Penulis, pengacara, dan suka merajut kain ini hampir tiap minggu tulisannya masuk di media koran maupun majalah mingguan. Selain menulis cerpen, ia juga pernah menjadi reporter di media Liberti Surabaya, majalah Editor, majalah Delix, dan Surabaya Pagi.

Bakat menulis Nita sudah ada sejak bangku sekolah dasar. Saat pelajaran mengarang bebas, Nita bisa mendapat nilai 90 atau 100 di kelasnya. Bahkan di SMP, SMA ia aktif menulis di majalah dinding sekolahnya. Menulis biasa, menulis cerpen, dan puisi. “Menulis itu naluri saja, tanpa belajar,” kata ibu dua anak ini.

Nita menilai menulis itu harus jelas tujuannya untuk apa. Ia mengkritik novel yang tebal. “Halaman tebal-tebal itu sebenarnya isinya apa sih. Orang Indonesia itu mencari uang saja sudah capek, apalagi mau membaca,” ujarnya.

Wanita kelahiran Tanjungkarang, 12 Januari 1964 ini sejak SMA tinggal di Surabaya. Nita keluar dari Lampung sejak 1982. Ia pindah ke Surabaya karena ada om yang mengajaknya sekolah di sana. Pada saat itu juga sekolah di Lampung masih kurang bagus, minim, belum seperti sekarang.

Menurut Nita, seorang penulis fiksi dan nonfiksi membutuhkan imajinasi. “Imajinasi itu seperti mesin, harus sering dipakai, kalau tidak dipakai nanti berkarat, harus latihan,” kata Nita.

“Menulis buku itu apa yang ingin kita sampaikan, apa yang kita inginkan dan sampaikan pada pembaca, pertimbangan yang betul-betul masuk akal,” ujarnya.

Menurutnya, orang menulis banyak sekali ide, tapi kemudian tidak jadi membuat buku. Ide bisa diberikan pada orang lain, ketika ditulis orang tersebut kita juga bangga.

Menurut Nita, menulis puisi itu tidak bisa hanya ditulis saja, tapi tiap kata dan kalimatnya punya makna. Intinya menulis puisi itu berusaha untuk menyembunyikan sesuatu yang ingin disampaikan oleh penulis kepada pembaca.

Ia belajar menulis metafora dengan seniornya Sukri. Menurut hasil belajarnya, kalau mau menulis atas burung ya burung saja, kalau bawah air tentang ikan ya ikan, jangan menulis ikan dan burung.

Menulis puisi itu tidak mudah, itu kalimat pengumpatan, misal pengemis kita harus melihat langsung dan sekelilingnya, berbeda kalau fiksi kita bisa berandai-andai.

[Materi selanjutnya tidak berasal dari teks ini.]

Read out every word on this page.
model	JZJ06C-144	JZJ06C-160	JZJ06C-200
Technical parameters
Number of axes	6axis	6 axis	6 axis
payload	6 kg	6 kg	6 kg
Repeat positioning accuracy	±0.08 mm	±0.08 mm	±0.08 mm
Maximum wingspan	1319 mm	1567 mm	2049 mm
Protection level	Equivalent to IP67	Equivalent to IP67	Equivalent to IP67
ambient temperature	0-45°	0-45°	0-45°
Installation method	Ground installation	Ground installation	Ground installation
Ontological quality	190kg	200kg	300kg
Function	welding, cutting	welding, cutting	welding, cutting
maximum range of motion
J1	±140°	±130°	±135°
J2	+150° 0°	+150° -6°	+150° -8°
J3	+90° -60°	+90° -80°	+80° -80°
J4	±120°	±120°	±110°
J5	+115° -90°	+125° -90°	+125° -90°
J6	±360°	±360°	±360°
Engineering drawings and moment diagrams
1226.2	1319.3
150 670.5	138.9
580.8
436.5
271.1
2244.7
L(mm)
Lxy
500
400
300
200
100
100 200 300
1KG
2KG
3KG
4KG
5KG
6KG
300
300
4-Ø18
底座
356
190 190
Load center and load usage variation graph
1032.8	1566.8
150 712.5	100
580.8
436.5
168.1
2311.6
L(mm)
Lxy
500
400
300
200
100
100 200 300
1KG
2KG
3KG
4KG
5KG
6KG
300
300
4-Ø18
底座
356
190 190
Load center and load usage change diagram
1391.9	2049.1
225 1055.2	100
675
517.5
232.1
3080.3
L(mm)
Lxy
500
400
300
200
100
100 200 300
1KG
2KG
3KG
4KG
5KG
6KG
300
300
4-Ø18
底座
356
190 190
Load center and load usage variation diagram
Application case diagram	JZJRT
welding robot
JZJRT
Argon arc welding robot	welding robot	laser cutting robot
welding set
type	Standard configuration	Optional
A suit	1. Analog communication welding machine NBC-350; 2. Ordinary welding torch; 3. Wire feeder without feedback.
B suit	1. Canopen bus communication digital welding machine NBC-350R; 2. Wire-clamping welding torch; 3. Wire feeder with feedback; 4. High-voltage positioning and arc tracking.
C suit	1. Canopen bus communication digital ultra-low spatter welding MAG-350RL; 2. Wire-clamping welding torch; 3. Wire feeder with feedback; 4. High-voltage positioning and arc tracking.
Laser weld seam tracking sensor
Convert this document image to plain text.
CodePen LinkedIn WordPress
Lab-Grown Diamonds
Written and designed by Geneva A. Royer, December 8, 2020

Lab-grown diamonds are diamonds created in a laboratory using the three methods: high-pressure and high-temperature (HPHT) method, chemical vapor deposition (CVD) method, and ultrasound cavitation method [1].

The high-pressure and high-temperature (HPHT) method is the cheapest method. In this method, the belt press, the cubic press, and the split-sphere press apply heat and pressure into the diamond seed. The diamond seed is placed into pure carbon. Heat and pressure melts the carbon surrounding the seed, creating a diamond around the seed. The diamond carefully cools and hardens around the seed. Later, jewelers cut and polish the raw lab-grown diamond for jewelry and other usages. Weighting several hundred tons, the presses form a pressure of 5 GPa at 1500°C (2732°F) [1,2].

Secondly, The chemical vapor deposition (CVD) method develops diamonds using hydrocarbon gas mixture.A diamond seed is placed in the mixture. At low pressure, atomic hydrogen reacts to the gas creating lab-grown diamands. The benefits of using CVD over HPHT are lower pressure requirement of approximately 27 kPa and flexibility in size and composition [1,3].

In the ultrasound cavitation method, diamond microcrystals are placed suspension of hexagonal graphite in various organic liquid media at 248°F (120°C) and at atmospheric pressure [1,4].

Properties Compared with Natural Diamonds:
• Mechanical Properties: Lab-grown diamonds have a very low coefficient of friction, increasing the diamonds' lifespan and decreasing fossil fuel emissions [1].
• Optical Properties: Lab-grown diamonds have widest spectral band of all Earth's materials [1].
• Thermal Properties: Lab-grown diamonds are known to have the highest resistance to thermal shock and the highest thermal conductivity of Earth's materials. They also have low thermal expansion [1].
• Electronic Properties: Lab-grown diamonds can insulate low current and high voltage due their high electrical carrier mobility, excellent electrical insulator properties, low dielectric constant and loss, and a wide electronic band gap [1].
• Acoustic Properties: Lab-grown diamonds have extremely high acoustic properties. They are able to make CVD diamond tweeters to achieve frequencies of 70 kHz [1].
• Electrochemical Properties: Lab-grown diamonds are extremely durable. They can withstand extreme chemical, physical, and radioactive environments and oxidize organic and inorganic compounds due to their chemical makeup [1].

Menulis nonfiksi itu tentang riset dan data.

Nita kuliah di Universitas Airlangga Surabaya. Saat kuliah dulu, Nita mengaku mengandalkan uang honor menulisnya untuk membiayai kuliah dan hidupnya sepanjang kuliah. “Dari kuliah sampai selesai itu hasil dari uang honor menulis,” kata Nita.

Penulis itu harus disiplin, kalau punya komitmen satu hari dua artikel dikerjakan konsisten, ceritakan mulai kejadian yang dialami selama satu hari. Untuk mendapatkan ide menulis, stamina penulis juga harus bagus. “Bukan pelari saja, duduk selama 3—4 jam siapa coba yang betah.”

Selama menulis ini Nita mengaku belum puas. Baginya kalau sudah puas pasti tidak akan menulis lagi. “Selalu ada rasa memperbaiki karya. Tetap berjuang supaya lebih baik lagi, setelah flash back ke belakang, oo ternyata setelah aku menulis, teman-teman SMP tahu, aku penulis ya mereka enggak kaget,” kata dia.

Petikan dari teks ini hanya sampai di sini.